Unlike a church here in the Chicago area, which used the same kind of format, the pastor's sermon was supported by Scripture (not just proof-texting) and was convicting, for me at least. The "teaching time" went on for about 40 minutes, followed by a couple of praise-band songs. Then there was a reflective time, which struck one of the few sour notes in the morning.

Two women, with beautiful voices, sang a quiet, reflective duet while a video presentation played on the screen behind them. The problem was, the song talked about being still, and and praying with "knees to the ground"...and the video was a kid, riding through a suburban neighborhood on his bike! If ever there was a case of cognitive dissonance, that was it! My first thought - one that recurred throughout the song - was, "What the hell does this have to do with the song?" (Probably not the spiritual reaction the worship planners were looking for...) Trying to figure out the answer to that question completely derailed whatever serenity I was supposed to get from either the song or the video of this carefree kid on a bike.

I had gone to the service intending to be a person without a church home (which, for all intents and purposes, I am, I guess). But it became obvious that the pastor and several greeters thought they had a real unchurched person on their hands (I really don't present that level of spiritual deadness, do I?), and so I blew my cover, and told 'em that I was a student at LSTC, who was just "looking to see what worship a little further from the pipe organ" looked like. (I just didn't want to distract them from talking to anyone who truly did need to be connected-with that morning.)

They have a lot of things going for them - they are starting the Alpha program, they have a significant small-group ministry starting, and a very casual, welcoming atmosphere - along with a heart to find people and bring 'em in, which counts for a lot in my book.

Questions I'm going to raise with their pastor - and with whatever seminarians bother to read this...
-Why do we feel that unchurched people will enjoy singing "We are salt, we are light" (or any other praise song) any more than they would love singing "A Mighty Fortress Is Our God," just because the tune is easier and the pattern is more repetitive? Do seekers find "churchy" language and images empty and unfulfilling, regardless of how easy they are to sing? I know that I find 'em off-putting, at times... and I'm a worship-n-praise junkie, as many of you know.

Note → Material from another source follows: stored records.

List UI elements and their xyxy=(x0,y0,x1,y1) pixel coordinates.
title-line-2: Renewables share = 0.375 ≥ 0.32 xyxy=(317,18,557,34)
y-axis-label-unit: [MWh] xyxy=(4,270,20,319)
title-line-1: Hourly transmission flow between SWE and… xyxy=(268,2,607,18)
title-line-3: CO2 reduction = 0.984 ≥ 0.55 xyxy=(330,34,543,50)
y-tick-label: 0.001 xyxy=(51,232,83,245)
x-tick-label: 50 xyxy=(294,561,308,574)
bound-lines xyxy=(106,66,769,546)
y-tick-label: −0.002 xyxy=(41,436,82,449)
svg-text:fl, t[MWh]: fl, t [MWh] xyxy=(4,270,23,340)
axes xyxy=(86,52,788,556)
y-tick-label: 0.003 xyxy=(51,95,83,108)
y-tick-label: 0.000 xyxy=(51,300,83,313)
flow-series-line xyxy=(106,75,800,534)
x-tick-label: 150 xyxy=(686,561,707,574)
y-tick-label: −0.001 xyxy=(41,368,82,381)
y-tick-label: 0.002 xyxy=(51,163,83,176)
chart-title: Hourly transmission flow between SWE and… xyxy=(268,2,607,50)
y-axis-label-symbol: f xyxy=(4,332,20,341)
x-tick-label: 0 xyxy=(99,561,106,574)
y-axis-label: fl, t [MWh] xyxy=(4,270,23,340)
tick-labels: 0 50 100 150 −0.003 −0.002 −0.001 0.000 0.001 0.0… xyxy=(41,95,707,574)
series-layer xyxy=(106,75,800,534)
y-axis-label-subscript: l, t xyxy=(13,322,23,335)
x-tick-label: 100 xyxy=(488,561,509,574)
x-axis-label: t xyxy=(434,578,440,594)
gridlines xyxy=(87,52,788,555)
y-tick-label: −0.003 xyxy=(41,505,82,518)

- I know that doing sermon-series is an act of blasphemy in our little community here at LSTC (after all, God handed us the Revised Common Lectionary on a tablet of stone for a reason, didn't He?) so this may be a moot point for many reading this. But regardless of that, in several "teaching series" I've heard (including this one) there was information, and there surely was conviction (for those who know me, fiscal responsibility is a very tender topic, these days). But there wasn't much in the way of "hope of transformation" laid out in this "teaching." The fact is, I knew I was a screw-up in my financial affairs long before I walked into church on Sunday. I guess I was looking for some more hope, perhaps a glimpse of light of redemptability (how's that for a made up word?) in this whole church-and-God thing. Of course, given the alternative (information and cheap grace, with no conviction), I'll take a double helping of the former.
All that to say that while I wish 'em all blessings, I'm not sure that's my idea of what I'd want to do with a church start. I guess I've been spoiled by some real experts at this blended Lutheran/WC thing (like the brothers Housholder, whose legacies are at Lutheran Church of Hope in Des Moines, Hosanna! in Lakeville, MN, and elsewhere) - so I'm probably being overly critical. It just didn't hit me right, I guess. I'll find the right mix someday soon, I guess. Just gotta keep praying, walking, asking, and kissing frogs until I find a prince, eh?